La TEP est une méthode d'imagerie médicale qui permet de mesurer en trois dimensions l'activité métabolique d'un organe grâce aux émissions produites par les positons (ou positrons) issus de la désintégration d'un produit radioactif injecté au préalable. Elle permet de visualiser les activités du métabolisme des cellules : on parle d'imagerie fonctionnelle par opposition aux techniques d'imagerie dites structurelles comme celles basées sur les rayons X (radiologie ou CT-scan) qui réalisent des images de l'anatomie.

Les conditions expérimentales comprenaient un état de repos (de base) suivie d'une relaxation hypnotique seule ( hypnose ) et puis un état de relaxation hypnotique avec des suggestions de désagrément de la douleur altérée ( Hypnose + suggestion ) .

Au cours de chaque cycle, la main gauche a été immergée en position neutre ( 35 degrés C) ou dans des conditions « douloureusement chaudes » ( 47 degrés C ) .

Il a donné à ces patients des suggestions hypnotiques d’intensité sensorielle : « Vous pouvez tourner un bouton imaginaire pour diminuer la force de la sensation » et montre que ces phrases diminuent l’activation du cortex somato-sensoriel (gyrus post-central et opercule pariétal) du sujet. D’autres suggestions hypnotiques, qui visent à atténuer spécifiquement le désagrément : « Vous êtes de plus en plus confortable, cette sensation ne vous dérange pas », diminuent l’activité du cortex cingulaire antérieur, région reliée au système limbique et aux émotions. Ainsi il a montré que les suggestions hypnotiques d’analgésie diminuent de façon significative l’activité des régions corticales impliquées dans la douleur et permettent d’éviter les phénomènes d’anticipation de la douleur.

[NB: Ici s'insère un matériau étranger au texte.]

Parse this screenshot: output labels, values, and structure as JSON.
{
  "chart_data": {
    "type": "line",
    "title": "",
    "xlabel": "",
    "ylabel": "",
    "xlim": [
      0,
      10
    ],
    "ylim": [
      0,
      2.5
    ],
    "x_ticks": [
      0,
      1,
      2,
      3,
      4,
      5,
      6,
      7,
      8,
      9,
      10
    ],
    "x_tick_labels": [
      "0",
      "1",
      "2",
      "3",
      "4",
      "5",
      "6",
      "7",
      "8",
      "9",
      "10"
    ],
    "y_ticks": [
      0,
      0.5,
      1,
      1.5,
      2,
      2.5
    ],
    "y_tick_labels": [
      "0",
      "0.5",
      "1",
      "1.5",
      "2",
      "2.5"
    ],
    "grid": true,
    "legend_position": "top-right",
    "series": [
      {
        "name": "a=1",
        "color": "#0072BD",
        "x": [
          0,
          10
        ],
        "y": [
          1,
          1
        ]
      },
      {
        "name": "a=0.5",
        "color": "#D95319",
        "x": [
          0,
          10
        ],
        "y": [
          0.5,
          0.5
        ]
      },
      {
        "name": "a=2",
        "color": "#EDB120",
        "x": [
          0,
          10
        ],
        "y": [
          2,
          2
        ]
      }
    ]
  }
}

Dans l’état d’hypnose il a remarqué comme le dr Faymonville que le débit sanguin cérébral était augmenté dans les régions occipitale (et ce de façon significativement corrélée à des pics delta EEG) ainsi qu’au niveau du cortex cingulaire antérieur et le gyrus frontal inférieur. Hypnose + suggestions produit des augmentations généralisées supplémentaires dans les cortex frontaux principalement sur le côté gauche : ce qui pourrait refléter la médiation verbale des suggestions, de la mémoire de travail et des processus impliqués dans la réinterprétation de l’expérience perceptive. Par ailleurs, les cortex pariétal postérieur médial et latéral ont montré des augmentations liées à la suggestion qui se chevauchent en partie avec des régions de baisses liées à l'hypnose.

Les résultats confirment une théorie de l'état d'hypnose dans lequel les augmentations occipitales du débit sanguin et l'activité delta reflètent l' altération de la conscience associée à une diminution de l'excitation et une possible facilitation de l'imagerie visuelle.